Joel NGuessan is a member of the opposition bloc.
"We expect that the United Nations will give all the power to the prime minister," he said. "It is very important. But if not, it will be a problem for us."
He said the opposition would wait to review the final text of the Security Council decision before taking a final position. But the A.U. recommendation, though it supported enforcing the prime minister's role as the head of the power-sharing government, did not give details of specific powers.
A spokesman for the rebel New Forces, who have controlled the northern half of the country since the beginning of the war three years ago, Cisse Sindou, says the U.N. position could cause more problems in the future.
"We are really not happy about the Security Council decision," he said. "But let's wait and see. The problem here is, leaving President Gbagbo in power is going to lead to bloodshed in Ivory Coast."
The African Union was also pushing for an increase in the number of U.N. peacekeepers in Ivory Coast. Nearly 7,000 U.N. soldiers are currently in the divided country.
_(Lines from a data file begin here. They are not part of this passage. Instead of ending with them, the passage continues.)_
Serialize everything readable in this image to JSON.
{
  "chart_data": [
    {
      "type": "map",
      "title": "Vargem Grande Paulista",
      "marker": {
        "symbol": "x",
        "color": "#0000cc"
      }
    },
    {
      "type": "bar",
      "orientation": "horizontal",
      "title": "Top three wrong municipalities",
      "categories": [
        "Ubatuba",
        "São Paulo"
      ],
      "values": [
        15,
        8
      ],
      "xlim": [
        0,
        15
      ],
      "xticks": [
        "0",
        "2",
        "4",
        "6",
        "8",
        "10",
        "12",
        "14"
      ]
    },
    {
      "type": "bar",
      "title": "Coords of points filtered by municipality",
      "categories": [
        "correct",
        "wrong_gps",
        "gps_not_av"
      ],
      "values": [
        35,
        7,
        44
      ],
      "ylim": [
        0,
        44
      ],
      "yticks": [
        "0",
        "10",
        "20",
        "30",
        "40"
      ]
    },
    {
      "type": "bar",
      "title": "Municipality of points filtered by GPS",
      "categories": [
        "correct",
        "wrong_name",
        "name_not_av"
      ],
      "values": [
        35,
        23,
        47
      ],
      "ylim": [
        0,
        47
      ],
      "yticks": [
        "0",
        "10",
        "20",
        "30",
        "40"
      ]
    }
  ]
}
Most patrol a buffer zone separating rebels from government troops in the south.
The Security Council said it would be ready to consider a request for more peacekeepers in the future, but only after a careful study of conditions on the ground and of evidence of meaningful progress toward implementation of peace agreements already in existence.
The stipulation was pushed for by the United States, which contributes more than a quarter of the budget for the United Nations peacekeeping missions.